09/02/2019 - Morro Santo Anjo - Massaranduba - SC

Hoje foi dia de fazer a pedalada comemorativa até o Morro Santo Anjo, depois de um ano, voltamos para nos divertir aqui. O Flavio refez a rota e dessa vez escapamos da cilada do lamaçal. Muitos aventureiros presentes dessa vez, mas alguns iam só até começar a estrada de chão.


Dia amanhecendo, com temperatura agradável e o sol já dava sinal que ia aparecer.



Começou a estrada de chão e nos despedimos da Cristina e do Rodrigão. Agora cabia a nós explorar as estradas e plantações que o Flavio havia mapeado.



 Algumas dúvidas no caminho referente à estrada. Não é do nosso interesse invadir propriedade particular e apesar de não ter porteira, optamos por uma rota alternativa para não incomodar os proprietários das plantações de arroz.
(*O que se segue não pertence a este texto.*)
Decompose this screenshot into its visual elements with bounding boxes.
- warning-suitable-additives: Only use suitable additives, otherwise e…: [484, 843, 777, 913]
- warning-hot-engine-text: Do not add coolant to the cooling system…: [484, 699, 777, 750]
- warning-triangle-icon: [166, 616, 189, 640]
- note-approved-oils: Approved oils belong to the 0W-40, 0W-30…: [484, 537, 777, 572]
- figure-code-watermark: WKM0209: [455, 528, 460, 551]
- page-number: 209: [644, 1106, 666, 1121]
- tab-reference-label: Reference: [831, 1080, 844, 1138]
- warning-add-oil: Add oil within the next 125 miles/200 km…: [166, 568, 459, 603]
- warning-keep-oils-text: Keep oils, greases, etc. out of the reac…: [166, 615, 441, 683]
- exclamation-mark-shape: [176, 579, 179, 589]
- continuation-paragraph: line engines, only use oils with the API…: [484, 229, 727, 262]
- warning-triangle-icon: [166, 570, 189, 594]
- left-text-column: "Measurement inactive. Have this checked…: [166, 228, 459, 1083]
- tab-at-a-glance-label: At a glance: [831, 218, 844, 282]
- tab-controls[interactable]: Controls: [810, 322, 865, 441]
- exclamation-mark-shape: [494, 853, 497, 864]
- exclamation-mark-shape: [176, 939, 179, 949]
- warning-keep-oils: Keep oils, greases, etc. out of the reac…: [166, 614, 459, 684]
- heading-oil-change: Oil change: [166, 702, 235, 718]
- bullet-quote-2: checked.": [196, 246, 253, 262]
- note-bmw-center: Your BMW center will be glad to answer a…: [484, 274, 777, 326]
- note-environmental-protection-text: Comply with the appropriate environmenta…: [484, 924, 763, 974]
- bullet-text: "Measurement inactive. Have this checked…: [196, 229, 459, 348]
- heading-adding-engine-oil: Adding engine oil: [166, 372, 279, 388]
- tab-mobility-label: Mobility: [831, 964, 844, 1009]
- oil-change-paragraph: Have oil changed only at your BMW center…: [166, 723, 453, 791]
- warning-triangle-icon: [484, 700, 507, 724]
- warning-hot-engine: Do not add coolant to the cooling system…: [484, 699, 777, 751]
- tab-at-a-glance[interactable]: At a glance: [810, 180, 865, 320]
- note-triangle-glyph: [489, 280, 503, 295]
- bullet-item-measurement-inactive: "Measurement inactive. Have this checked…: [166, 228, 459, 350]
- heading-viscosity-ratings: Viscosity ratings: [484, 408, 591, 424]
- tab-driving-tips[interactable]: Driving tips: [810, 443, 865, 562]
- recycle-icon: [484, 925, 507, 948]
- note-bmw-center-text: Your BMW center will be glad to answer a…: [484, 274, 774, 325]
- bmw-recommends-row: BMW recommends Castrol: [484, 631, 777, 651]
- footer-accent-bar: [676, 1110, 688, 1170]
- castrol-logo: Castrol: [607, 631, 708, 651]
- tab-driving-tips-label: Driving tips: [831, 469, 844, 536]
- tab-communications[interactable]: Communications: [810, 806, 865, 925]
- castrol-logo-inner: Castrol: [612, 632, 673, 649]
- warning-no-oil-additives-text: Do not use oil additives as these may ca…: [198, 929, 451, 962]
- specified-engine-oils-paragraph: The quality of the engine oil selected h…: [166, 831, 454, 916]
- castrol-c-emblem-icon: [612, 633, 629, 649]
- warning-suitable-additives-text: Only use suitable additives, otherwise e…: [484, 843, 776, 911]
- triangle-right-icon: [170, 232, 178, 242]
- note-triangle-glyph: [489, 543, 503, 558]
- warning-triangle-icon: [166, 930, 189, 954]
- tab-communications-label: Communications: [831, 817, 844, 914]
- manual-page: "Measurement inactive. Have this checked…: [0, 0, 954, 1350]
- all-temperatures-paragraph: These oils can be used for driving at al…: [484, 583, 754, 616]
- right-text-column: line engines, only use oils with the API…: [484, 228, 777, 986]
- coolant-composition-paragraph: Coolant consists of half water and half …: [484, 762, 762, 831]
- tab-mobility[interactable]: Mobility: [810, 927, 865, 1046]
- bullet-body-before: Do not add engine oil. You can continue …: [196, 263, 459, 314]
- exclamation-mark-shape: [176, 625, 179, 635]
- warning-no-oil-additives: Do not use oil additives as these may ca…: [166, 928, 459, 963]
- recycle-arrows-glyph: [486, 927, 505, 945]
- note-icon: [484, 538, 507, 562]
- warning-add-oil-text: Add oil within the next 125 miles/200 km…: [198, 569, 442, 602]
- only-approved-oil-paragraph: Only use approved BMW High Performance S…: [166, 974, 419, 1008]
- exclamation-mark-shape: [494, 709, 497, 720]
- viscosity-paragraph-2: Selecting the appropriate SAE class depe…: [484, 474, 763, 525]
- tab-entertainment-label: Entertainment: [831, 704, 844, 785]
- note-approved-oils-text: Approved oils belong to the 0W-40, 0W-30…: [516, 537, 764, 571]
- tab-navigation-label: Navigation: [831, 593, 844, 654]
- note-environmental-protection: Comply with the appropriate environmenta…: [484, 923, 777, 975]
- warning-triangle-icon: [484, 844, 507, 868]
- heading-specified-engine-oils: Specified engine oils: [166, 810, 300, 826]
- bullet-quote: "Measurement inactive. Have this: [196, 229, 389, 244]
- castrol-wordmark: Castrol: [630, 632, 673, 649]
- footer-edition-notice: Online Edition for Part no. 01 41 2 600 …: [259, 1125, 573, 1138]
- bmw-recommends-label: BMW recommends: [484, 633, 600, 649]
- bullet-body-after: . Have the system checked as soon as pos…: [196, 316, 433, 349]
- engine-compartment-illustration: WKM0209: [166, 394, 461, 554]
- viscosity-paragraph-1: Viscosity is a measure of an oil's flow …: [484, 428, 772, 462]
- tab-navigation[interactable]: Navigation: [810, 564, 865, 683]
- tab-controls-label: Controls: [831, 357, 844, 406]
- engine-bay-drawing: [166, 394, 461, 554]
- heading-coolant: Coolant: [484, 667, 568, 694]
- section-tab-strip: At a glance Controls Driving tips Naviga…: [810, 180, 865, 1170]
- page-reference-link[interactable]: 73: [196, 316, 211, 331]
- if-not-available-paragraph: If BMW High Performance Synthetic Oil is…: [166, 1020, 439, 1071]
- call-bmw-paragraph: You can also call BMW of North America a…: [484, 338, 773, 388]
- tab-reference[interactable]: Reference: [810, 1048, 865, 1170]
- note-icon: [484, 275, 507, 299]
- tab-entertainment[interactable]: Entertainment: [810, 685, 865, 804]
Demos início a subida do Santo Anjo, o Flavio e o Everton estavam empolgados. Eu vinha mais atrás com um pouco de dificuldade.




Mais uma vez tivemos a sorte de apreciar essa belíssima paisagem.


Ao contrário dos demais, eu desci com cuidado, pois pra quem não tem prática é melhor ter juízo. Paramos na igrejinha ali perto para pegar água, e em Guaramirim paramos na padoca para renovar as energias (só para os carbodependentes rssss).


O sol começou a castigar e a gente queria mesmo era voltar para casa.




Assim foi mais uma aventura sobre a bike na companhia de amigos de verdade. Abraços e até a próxima.